6. Constitue un accident de service, pour l’application des dispositions précitées, un évènement survenu à une date certaine, par le fait ou à l’occasion du service, dont il est résulté une lésion, quelle que soit la date d’apparition de celle-ci. Sauf à ce qu’il soit établi qu’elle aurait été prise ou portée à la connaissance de l’agent dans les conditions excédant l’exercice normal du pouvoir hiérarchique, une décision d’affectation ne saurait être regardée comme un événement soudain et violent susceptible d’être qualifié d’accident de service, quels que soient les effets qu’elle a pu produire sur l’agent.

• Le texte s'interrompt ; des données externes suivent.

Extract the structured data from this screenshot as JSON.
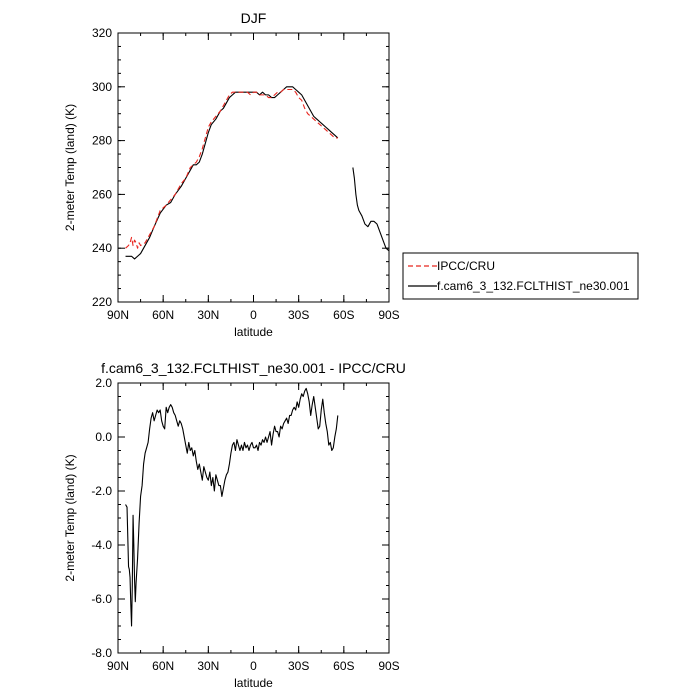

7. Il ne ressort pas des pièces du dossier qu’en décidant de l’affecter désormais, à compter du 1er septembre 2017, dans le département de Vaucluse, le recteur de l’académie d’Aix-Marseille ou ses services, non plus que ceux du lycée professionnel Charles Mongrand de Port-de-Bouc, auraient eu à l’égard de Mme B... un comportement ou à des propos excédant l’exercice normal du pouvoir hiérarchique. En tout état de cause, ainsi que l’a relevé le tribunal administratif, Mme B... avait connaissance du caractère temporaire de son affectation à Port-de-Bouc, puisque l’arrêté du 15 juillet 2016 précisait qu’elle était affectée dans le lycée professionnel Charles Mongrand à compter du 1er septembre 2016 jusqu’au 31 août 2017. En outre, la requérante avait été dûment informée, par courriel du 27 juin 2016, de sa participation au mouvement intra-académique pour la rentrée 2017-2018, et, par arrêté du 20 juin 2017 dont elle ne conteste pas avoir reçu notification, de son affectation sur une zone de remplacement dans le Vaucluse à compter du 1er septembre 2017. Dans ces conditions, l’information qui lui a été donnée le 1er septembre 2017 ne peut être regardée comme un événement soudain et violent susceptible d’être qualifié d’accident de service. Les moyens tirés de l’erreur d’appréciation et de l’erreur de droit doivent donc être écartés.

8. Il résulte de tout ce qui précède que Mme B... n’est pas fondée à soutenir que c’est à tort que le tribunal administratif de Marseille a rejeté sa demande. Ses conclusions à fin d’annulation doivent donc être rejetées, ainsi que, par voie de conséquence, ses conclusions à fin d’injonction et celles tendant à l’application de l’article L. 761-1 du code de justice administrative.





D É C I D E :


Article 1er : La requête de Mme B... est rejetée.

Article 2 : Le présent arrêt sera notifié à Mme A... B... et au ministre de l’éducation nationale.

Copie en sera adressée au recteur de l’académie d’Aix-Marseille.

Délibéré après l’audience du 16 mars 2026, où siégeaient :

- M. David Zupan, président,
- M. Renaud Thielé, président assesseur,
- Mme Célie Simeray, première conseillère.

Rendu public par mise à disposition au greffe, le 30 mars 2026.